Die Beleidigung ihres Propheten durch einen einzelnen
Menschen aus Amerika veranlasst dieser Tage weltweit Millionen von
Muslims zu tödlichen Hasstiraden auf alles Westliche. Von der Verfolgung
von 100 Millionen Christen bis hin zum Tod in vielen islamischen
Staaten, spricht kein Mensch. Alles eine Frage der Ehre.
In Amerika hat jemand einen Film ins Internet gestellt, der den Islam
und die Muslims beleidigt. Wer es war, steht noch nicht fest, nicht
einmal zu 100 Prozent, ob es ein Amerikaner war. Tatbestand:
Beleidigung. Die Folge: Mord und Totschlag.
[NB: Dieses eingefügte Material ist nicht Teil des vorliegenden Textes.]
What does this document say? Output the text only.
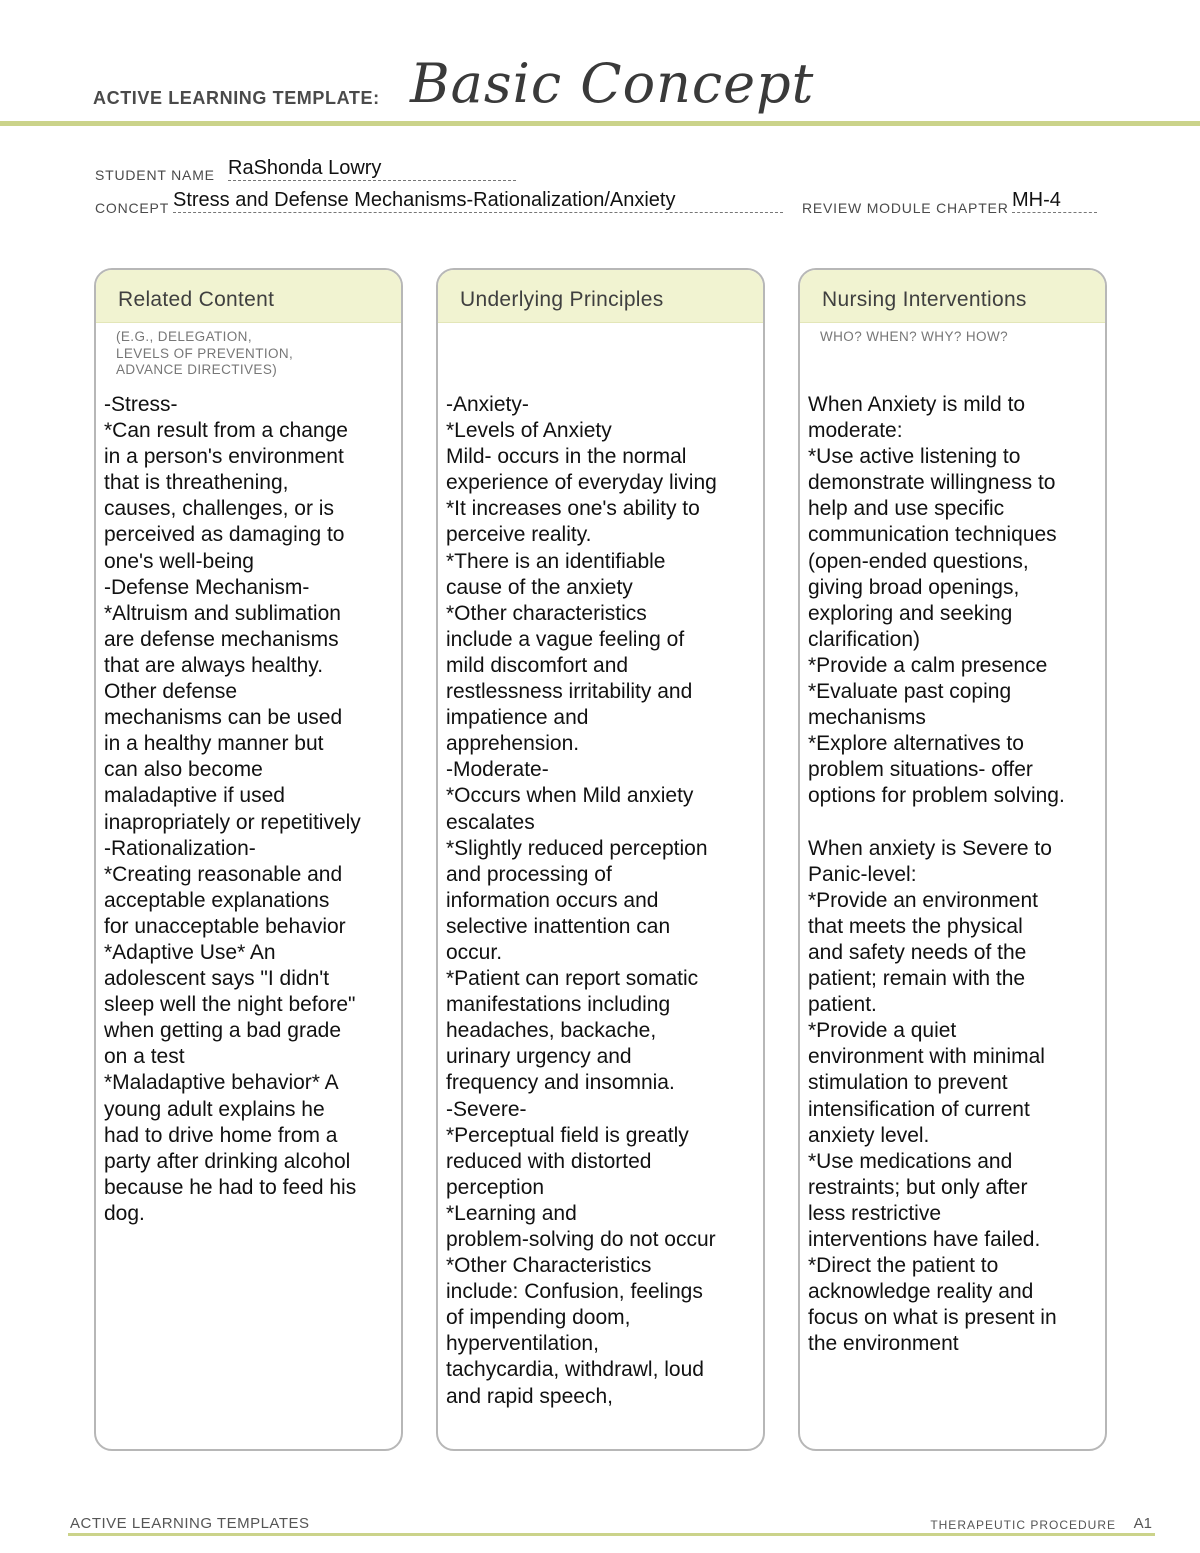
ACTIVE LEARNING TEMPLATE: Basic Concept
STUDENT NAME RaShonda Lowry
CONCEPT Stress and Defense Mechanisms-Rationalization/Anxiety	REVIEW MODULE CHAPTER MH-4
Related Content
(E.G., DELEGATION,
LEVELS OF PREVENTION,
ADVANCE DIRECTIVES)
-Stress-
*Can result from a change
in a person's environment
that is threathening,
causes, challenges, or is
perceived as damaging to
one's well-being
-Defense Mechanism-
*Altruism and sublimation
are defense mechanisms
that are always healthy.
Other defense
mechanisms can be used
in a healthy manner but
can also become
maladaptive if used
inapropriately or repetitively
-Rationalization-
*Creating reasonable and
acceptable explanations
for unacceptable behavior
*Adaptive Use* An
adolescent says "I didn't
sleep well the night before"
when getting a bad grade
on a test
*Maladaptive behavior* A
young adult explains he
had to drive home from a
party after drinking alcohol
because he had to feed his
dog.
Underlying Principles
-Anxiety-
*Levels of Anxiety
Mild- occurs in the normal
experience of everyday living
*It increases one's ability to
perceive reality.
*There is an identifiable
cause of the anxiety
*Other characteristics
include a vague feeling of
mild discomfort and
restlessness irritability and
impatience and
apprehension.
-Moderate-
*Occurs when Mild anxiety
escalates
*Slightly reduced perception
and processing of
information occurs and
selective inattention can
occur.
*Patient can report somatic
manifestations including
headaches, backache,
urinary urgency and
frequency and insomnia.
-Severe-
*Perceptual field is greatly
reduced with distorted
perception
*Learning and
problem-solving do not occur
*Other Characteristics
include: Confusion, feelings
of impending doom,
hyperventilation,
tachycardia, withdrawl, loud
and rapid speech,
Nursing Interventions
WHO? WHEN? WHY? HOW?
When Anxiety is mild to
moderate:
*Use active listening to
demonstrate willingness to
help and use specific
communication techniques
(open-ended questions,
giving broad openings,
exploring and seeking
clarification)
*Provide a calm presence
*Evaluate past coping
mechanisms
*Explore alternatives to
problem situations- offer
options for problem solving.

When anxiety is Severe to
Panic-level:
*Provide an environment
that meets the physical
and safety needs of the
patient; remain with the
patient.
*Provide a quiet
environment with minimal
stimulation to prevent
intensification of current
anxiety level.
*Use medications and
restraints; but only after
less restrictive
interventions have failed.
*Direct the patient to
acknowledge reality and
focus on what is present in
the environment
ACTIVE LEARNING TEMPLATES	THERAPEUTIC PROCEDURE A1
Rund um den Globus marschiert in islamischen Ländern der Mob auf, um
gegen westliche – nicht nur amerikanische – Einrichtungen und gegen
Menschen aus dem Westen Gewalt anzuwenden, oftmals unbehelligt von den
staatlichen Stellen vor Ort, bisweilen mit deren stiller Duldung und
Sympathie. Viele Tote sind inzwischen zu beklagen, hunderte Verletzte.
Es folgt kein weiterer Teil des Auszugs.